Some of this advice even comes with studies to back it up.
The catch? Measuring the effectiveness of prompts is incredibly difficult. These studies often work well for tasks with a clear "right" answer, like solving math problems or debugging code. But for more open-ended tasks—like "design my LinkedIn content strategy for Q1" or "give me five ideas to boost awareness for my startup"—things get a lot trickier.
Tasks like these require nuanced judgment and input from multiple human experts to evaluate properly. This makes experimentation more expensive and complex, which is why most studies don’t even attempt to tackle them.
The Problem with Hacks
Many studies also frame their comparisons poorly.
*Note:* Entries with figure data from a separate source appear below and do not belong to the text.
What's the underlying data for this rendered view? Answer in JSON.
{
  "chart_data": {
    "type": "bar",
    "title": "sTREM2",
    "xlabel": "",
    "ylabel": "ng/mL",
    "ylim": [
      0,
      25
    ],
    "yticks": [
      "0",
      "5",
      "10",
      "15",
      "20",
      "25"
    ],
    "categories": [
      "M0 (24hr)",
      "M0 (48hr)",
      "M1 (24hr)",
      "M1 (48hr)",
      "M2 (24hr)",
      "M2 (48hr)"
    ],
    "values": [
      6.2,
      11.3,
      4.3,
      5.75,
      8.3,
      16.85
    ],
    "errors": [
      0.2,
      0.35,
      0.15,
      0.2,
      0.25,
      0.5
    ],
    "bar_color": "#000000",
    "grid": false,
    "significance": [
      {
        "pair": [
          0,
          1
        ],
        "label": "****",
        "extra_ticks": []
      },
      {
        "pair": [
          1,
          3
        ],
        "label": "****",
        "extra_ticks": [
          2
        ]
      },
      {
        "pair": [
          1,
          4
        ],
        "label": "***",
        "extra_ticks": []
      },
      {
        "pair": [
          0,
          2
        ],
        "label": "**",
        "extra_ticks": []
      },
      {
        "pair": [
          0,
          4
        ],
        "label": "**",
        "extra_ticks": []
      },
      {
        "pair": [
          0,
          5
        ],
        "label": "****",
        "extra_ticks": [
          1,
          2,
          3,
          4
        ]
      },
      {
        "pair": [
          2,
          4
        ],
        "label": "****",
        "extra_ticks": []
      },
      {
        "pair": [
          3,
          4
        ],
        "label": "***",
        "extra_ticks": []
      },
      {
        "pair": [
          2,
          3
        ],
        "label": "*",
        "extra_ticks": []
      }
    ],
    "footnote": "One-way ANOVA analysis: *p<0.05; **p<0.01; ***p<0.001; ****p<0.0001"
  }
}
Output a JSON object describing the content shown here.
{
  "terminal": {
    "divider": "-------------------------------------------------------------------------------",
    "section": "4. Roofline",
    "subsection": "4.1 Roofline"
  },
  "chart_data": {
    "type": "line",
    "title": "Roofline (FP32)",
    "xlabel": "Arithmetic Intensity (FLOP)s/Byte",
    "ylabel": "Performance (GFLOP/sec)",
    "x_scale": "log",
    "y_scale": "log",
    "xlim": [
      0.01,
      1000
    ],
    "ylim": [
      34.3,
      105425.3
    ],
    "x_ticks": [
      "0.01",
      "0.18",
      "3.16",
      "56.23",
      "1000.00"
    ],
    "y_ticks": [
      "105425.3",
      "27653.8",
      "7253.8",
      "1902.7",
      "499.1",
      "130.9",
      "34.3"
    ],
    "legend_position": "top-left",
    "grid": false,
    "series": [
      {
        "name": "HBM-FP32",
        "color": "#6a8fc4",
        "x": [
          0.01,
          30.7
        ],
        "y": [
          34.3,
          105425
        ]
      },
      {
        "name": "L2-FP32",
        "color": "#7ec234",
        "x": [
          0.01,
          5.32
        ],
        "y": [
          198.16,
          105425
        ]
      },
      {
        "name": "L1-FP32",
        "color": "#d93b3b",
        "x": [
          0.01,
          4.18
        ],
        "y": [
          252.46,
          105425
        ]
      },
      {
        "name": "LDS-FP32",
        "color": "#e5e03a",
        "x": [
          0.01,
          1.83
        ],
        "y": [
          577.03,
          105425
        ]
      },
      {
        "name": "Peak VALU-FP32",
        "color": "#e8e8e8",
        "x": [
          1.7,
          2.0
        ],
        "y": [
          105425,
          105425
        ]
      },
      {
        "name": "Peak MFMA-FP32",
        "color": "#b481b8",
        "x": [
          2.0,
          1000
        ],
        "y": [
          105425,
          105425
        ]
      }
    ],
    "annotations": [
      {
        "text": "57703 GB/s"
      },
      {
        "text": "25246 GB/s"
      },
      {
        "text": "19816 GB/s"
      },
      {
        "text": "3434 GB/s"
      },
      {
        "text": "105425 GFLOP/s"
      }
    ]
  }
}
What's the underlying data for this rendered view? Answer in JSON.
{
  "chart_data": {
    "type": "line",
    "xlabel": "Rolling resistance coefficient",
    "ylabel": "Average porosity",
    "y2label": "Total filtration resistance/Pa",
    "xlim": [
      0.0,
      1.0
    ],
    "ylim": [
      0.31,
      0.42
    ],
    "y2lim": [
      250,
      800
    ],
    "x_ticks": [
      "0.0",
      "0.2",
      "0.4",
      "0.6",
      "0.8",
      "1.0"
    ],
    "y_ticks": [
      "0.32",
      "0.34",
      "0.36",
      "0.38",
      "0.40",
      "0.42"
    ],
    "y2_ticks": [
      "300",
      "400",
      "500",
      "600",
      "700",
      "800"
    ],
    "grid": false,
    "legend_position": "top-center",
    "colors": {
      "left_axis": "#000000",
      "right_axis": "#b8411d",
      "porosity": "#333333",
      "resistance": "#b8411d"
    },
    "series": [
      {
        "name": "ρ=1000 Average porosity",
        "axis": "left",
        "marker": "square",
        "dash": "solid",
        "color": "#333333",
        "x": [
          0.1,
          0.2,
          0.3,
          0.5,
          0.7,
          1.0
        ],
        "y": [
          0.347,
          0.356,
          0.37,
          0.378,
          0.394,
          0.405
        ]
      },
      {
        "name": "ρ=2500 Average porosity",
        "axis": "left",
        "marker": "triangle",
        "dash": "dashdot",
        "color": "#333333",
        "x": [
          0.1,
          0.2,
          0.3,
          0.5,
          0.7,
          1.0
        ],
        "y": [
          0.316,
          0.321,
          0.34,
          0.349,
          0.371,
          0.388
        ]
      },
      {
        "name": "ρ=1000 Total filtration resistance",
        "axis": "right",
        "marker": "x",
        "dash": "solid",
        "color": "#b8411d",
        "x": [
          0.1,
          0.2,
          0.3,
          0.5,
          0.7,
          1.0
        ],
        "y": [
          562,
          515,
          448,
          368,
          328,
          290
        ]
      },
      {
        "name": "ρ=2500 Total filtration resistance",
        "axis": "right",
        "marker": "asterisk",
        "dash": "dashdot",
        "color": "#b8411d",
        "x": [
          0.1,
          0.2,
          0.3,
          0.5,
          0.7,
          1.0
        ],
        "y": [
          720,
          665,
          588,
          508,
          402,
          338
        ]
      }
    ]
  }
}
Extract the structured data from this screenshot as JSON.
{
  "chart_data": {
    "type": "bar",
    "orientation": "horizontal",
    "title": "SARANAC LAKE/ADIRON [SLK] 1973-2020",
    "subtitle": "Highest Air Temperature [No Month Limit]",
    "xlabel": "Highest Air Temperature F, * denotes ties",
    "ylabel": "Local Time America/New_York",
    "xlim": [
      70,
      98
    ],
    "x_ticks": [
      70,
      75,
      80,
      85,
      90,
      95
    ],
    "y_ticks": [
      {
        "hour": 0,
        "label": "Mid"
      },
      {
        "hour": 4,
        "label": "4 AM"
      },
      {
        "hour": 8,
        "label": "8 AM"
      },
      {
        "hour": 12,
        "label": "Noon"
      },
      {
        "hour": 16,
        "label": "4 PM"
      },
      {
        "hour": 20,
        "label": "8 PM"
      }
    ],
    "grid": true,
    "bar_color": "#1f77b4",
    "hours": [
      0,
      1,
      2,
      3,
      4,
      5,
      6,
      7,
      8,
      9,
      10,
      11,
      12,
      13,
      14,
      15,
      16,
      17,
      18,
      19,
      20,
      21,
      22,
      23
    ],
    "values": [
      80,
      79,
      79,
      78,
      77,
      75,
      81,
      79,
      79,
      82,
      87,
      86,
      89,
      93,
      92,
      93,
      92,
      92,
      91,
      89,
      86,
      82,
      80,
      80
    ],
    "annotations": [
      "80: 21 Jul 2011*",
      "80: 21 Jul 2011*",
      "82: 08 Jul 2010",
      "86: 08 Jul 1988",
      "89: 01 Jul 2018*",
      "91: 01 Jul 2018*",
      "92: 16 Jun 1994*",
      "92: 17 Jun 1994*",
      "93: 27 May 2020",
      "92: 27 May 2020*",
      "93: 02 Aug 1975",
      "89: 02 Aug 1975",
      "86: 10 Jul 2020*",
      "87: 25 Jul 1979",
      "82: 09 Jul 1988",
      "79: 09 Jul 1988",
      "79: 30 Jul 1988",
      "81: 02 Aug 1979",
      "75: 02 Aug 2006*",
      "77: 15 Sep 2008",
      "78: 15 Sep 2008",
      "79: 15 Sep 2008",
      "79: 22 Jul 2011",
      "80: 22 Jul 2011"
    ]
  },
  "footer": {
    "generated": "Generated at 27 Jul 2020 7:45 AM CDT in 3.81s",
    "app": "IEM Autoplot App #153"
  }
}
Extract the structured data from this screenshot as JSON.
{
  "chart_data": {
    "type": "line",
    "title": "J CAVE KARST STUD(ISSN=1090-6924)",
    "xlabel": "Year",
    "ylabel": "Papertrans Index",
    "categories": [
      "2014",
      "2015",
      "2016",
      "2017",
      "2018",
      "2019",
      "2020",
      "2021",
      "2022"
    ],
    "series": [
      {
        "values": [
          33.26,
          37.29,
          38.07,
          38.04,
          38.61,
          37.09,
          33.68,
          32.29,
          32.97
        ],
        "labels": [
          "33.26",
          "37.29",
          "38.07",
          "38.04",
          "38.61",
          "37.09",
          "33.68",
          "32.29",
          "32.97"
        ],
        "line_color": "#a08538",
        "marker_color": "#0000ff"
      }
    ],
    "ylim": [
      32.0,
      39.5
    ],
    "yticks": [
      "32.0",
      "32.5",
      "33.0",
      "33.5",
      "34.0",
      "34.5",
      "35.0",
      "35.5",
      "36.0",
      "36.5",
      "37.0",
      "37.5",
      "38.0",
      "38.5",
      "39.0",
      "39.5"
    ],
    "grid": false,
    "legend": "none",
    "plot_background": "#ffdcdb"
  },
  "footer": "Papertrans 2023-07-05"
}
Hacks are often:
- Tested against basic prompts, usually using one-shot or few-shot techniques.
- Rarely compared to well-optimized prompts that respect the 3 criteria of good prompting.
Principles vs. Hacks
This brings us to an important distinction: Principles vs. Hacks.
Hacks rely on exploiting quirks in large language models, like:
- Tokenization tricks.
- Specific phrasing patterns.
- Edge-case behaviors in the model’s training data.
- They can deliver small, specific improvements but are often fragile. A model update can render them useless.
Principles are based on how large language models are fundamentally designed and trained:
- They are sustainable, adaptable, and effective across a wide range of tasks.
- They remain reliable even as models evolve.
For example, a study might claim that a specific hack, like "tipping," works. But its impact will likely be minor compared to applying strong, fundamental prompting principles (the ones you’ll find throughout this guide).
The Takeaway
Hacks can sound clever, but they rarely deliver meaningful results if you’re already following good practices. True mastery comes from:
- Understanding how the AI works at its core.
- Applying principles that stand the test of time.
Focus on the fundamentals! They’ll serve you better in the long run.